Conrad Tao won a million Morton Gould awards before applying to college. He may not be human. However, I wonder if the AOs had a good debate about him, as, perhaps, that’s all he did all day - compose music that is.
@1Wife1Kid wrote “I think the best way to show passion for math is to do math research.”
That is only one way. And it’s not easy for HS students to do research unless the parents have some connection with a university. Also, most students who are admitted to programs like MIT PRIMES USA, RSI,… already have strong problem solving skills learned through math competitions in earlier years. Those research programs are wonderful for couple dozens of top math students but not for thousands of others who love math.
Art was my son’s primary EC (painting and drawing in his case). During his college search he focused on schools that were known both for academic excellence and for strong studio art and art history programs. I believe his commitment to making and studying art, which was expanded on in his portfolio, resume, recommendations and essays, was an important factor in admission to a highly selective school.
Admissions committees are not just looking at ECs as isolated accomplishments and talents but also for what the candidate can contribute to the campus community. Colleges, especially those with vibrant art departments, need to admit artists, just as they need musicians and football players.
I don’t view making art as necessarily solitary, though it can be unstructured and unquantifiable, less widely understandable than typical high school ECs like organized sports, music ensembles, theater or student government. Art departments at academically driven colleges not only teach to the process of making art — or composing or acting – but also the articulation of the abstract intellectual concepts behind the work. Critiquing colleagues’ work and defending your own is a major element of arts education on a college level.
Even if the OP’s daughter intends to major in another discipline (though I’d keep the option of a double major or an art minor open at this point) the art element of her profile – really of her persona – will resonate if she crafts her application to reflect that facet of who she is and what she cares about. She should think about how she would be viewed in shorthand descriptors, for example "the Asian-American sculptor who also . . .(fill in the blanks).

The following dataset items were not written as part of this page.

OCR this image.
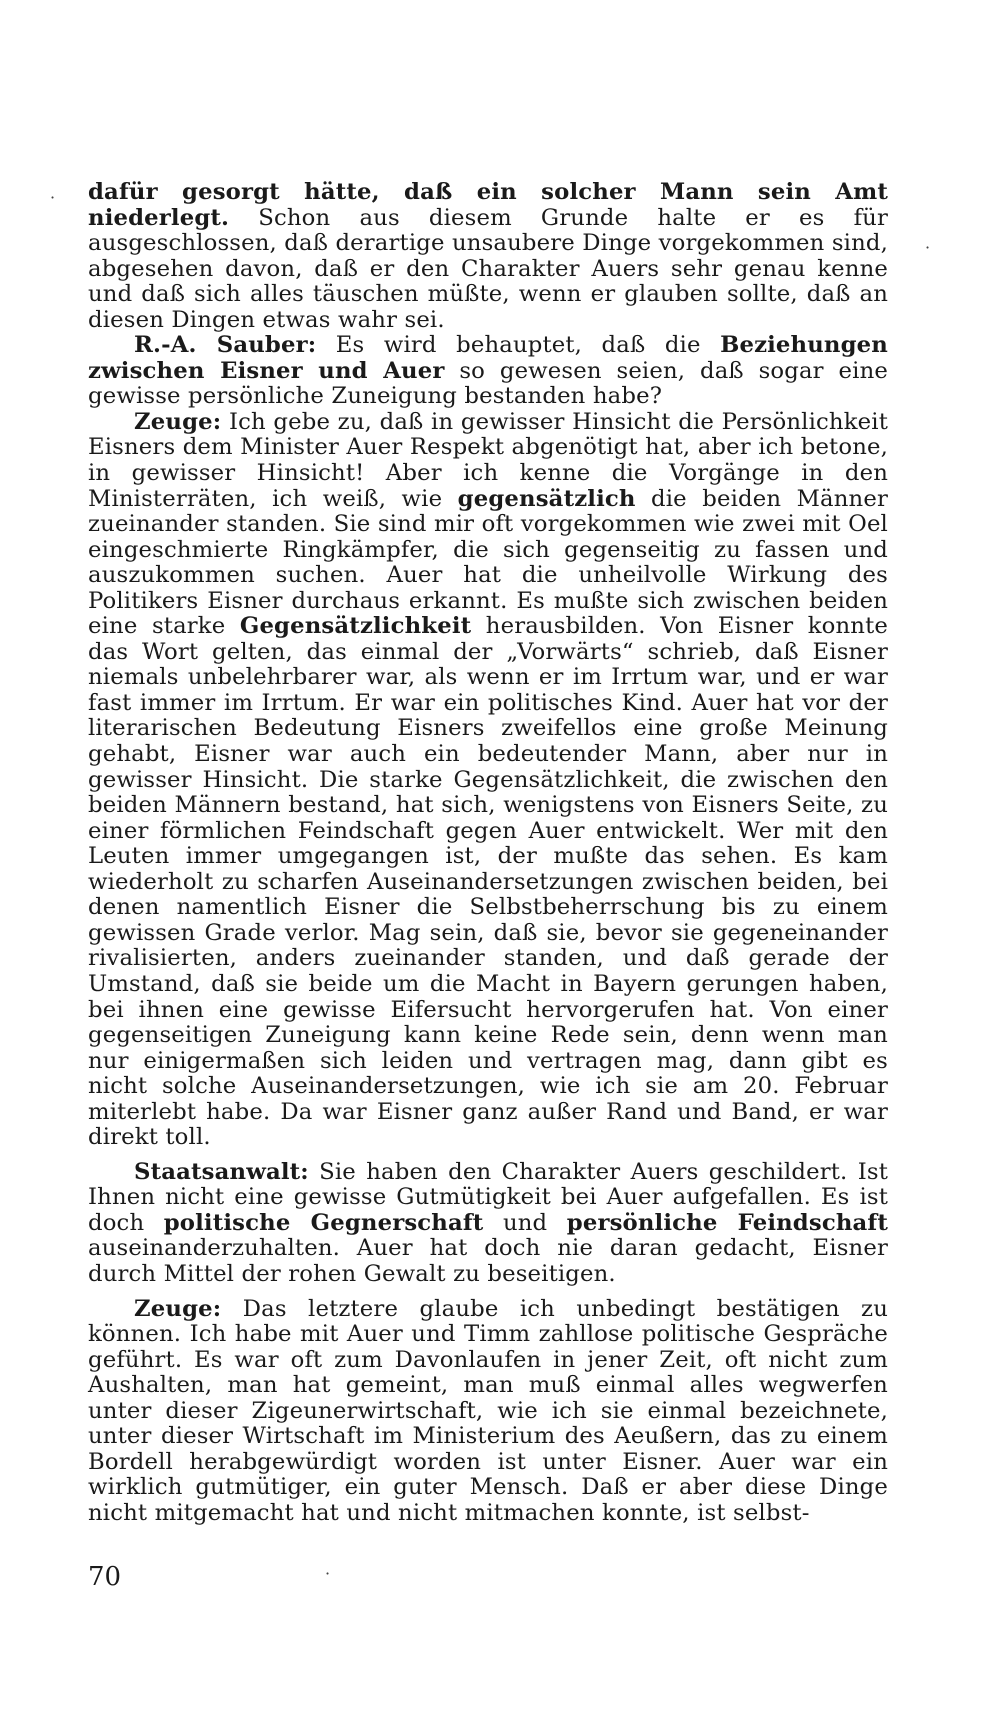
dafür gesorgt hätte, daß ein solcher Mann sein Amt niederlegt. Schon aus diesem Grunde halte er es für ausgeschlossen, daß derartige unsaubere Dinge vorgekommen sind, abgesehen davon, daß er den Charakter Auers sehr genau kenne und daß sich alles täuschen müßte, wenn er glauben sollte, daß an diesen Dingen etwas wahr sei.

R.-A. Sauber: Es wird behauptet, daß die Beziehungen zwischen Eisner und Auer so gewesen seien, daß sogar eine gewisse persönliche Zuneigung bestanden habe?

Zeuge: Ich gebe zu, daß in gewisser Hinsicht die Persönlichkeit Eisners dem Minister Auer Respekt abgenötigt hat, aber ich betone, in gewisser Hinsicht! Aber ich kenne die Vorgänge in den Ministerräten, ich weiß, wie gegensätzlich die beiden Männer zueinander standen. Sie sind mir oft vorgekommen wie zwei mit Oel eingeschmierte Ringkämpfer, die sich gegenseitig zu fassen und auszukommen suchen. Auer hat die unheilvolle Wirkung des Politikers Eisner durchaus erkannt. Es mußte sich zwischen beiden eine starke Gegensätzlichkeit herausbilden. Von Eisner konnte das Wort gelten, das einmal der „Vorwärts“ schrieb, daß Eisner niemals unbelehrbarer war, als wenn er im Irrtum war, und er war fast immer im Irrtum. Er war ein politisches Kind. Auer hat vor der literarischen Bedeutung Eisners zweifellos eine große Meinung gehabt, Eisner war auch ein bedeutender Mann, aber nur in gewisser Hinsicht. Die starke Gegensätzlichkeit, die zwischen den beiden Männern bestand, hat sich, wenigstens von Eisners Seite, zu einer förmlichen Feindschaft gegen Auer entwickelt. Wer mit den Leuten immer umgegangen ist, der mußte das sehen. Es kam wiederholt zu scharfen Auseinandersetzungen zwischen beiden, bei denen namentlich Eisner die Selbstbeherrschung bis zu einem gewissen Grade verlor. Mag sein, daß sie, bevor sie gegeneinander rivalisierten, anders zueinander standen, und daß gerade der Umstand, daß sie beide um die Macht in Bayern gerungen haben, bei ihnen eine gewisse Eifersucht hervorgerufen hat. Von einer gegenseitigen Zuneigung kann keine Rede sein, denn wenn man nur einigermaßen sich leiden und vertragen mag, dann gibt es nicht solche Auseinandersetzungen, wie ich sie am 20. Februar miterlebt habe. Da war Eisner ganz außer Rand und Band, er war direkt toll.

Staatsanwalt: Sie haben den Charakter Auers geschildert. Ist Ihnen nicht eine gewisse Gutmütigkeit bei Auer aufgefallen. Es ist doch politische Gegnerschaft und persönliche Feindschaft auseinanderzuhalten. Auer hat doch nie daran gedacht, Eisner durch Mittel der rohen Gewalt zu beseitigen.

Zeuge: Das letztere glaube ich unbedingt bestätigen zu können. Ich habe mit Auer und Timm zahllose politische Gespräche geführt. Es war oft zum Davonlaufen in jener Zeit, oft nicht zum Aushalten, man hat gemeint, man muß einmal alles wegwerfen unter dieser Zigeunerwirtschaft, wie ich sie einmal bezeichnete, unter dieser Wirtschaft im Ministerium des Aeußern, das zu einem Bordell herabgewürdigt worden ist unter Eisner. Auer war ein wirklich gutmütiger, ein guter Mensch. Daß er aber diese Dinge nicht mitgemacht hat und nicht mitmachen konnte, ist selbst-

70
·
·
·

To me the combination of accomplishments in academics, the arts and some kind of athletic or outdoorsy activity is the trifecta of selective college admissions. To that end, I think climbing or riding would be excellent secondary ECs, no matter what level of achievement the OP’s daughter reaches.
There are always outliers. On the flip side, MIT rejected a kid that built a nuclear reactor in the basement. Neither is your daughter. Focus more on your kid and what is right for her.
@SculptorDad , I wish it was possible for you to take a giant step back and read all of your own posts, and try to get a feel, as an outsider, of you and your child.
Perhaps it is just me, but I feel so sad for your daughter. She sounds like a delightful child who is being stage managed by a person whose intentions may be good, but the long term implications of all this finagling mean that the essence of who she really is, deep down in her soul, is being lost.
Let her explore whatever ECs interest her. Let her dive deeply or skim lightly over the surface of those ECs.
For all you know, the admissions personnel who read her applications years from now might be charmed by her quirky essay about the artistry of climbing, or in discovering how the sculptual essence of a natural outcropping far outshines anything she has ever created. But that’s only going to happen if she has the time and peace to look around and discover the Zen of rock climbing.
See what I did there? Any darned interest or personal EC can become an admissions hook. But that requires that you back slowly away and let her discover the relationships that link her interests.
Or take a giant leap forward, your D got into all top colleges and made out. Tell us how she’s doing. There must be some dads like that out there but not on CC. Anyone knows what the dads have to say?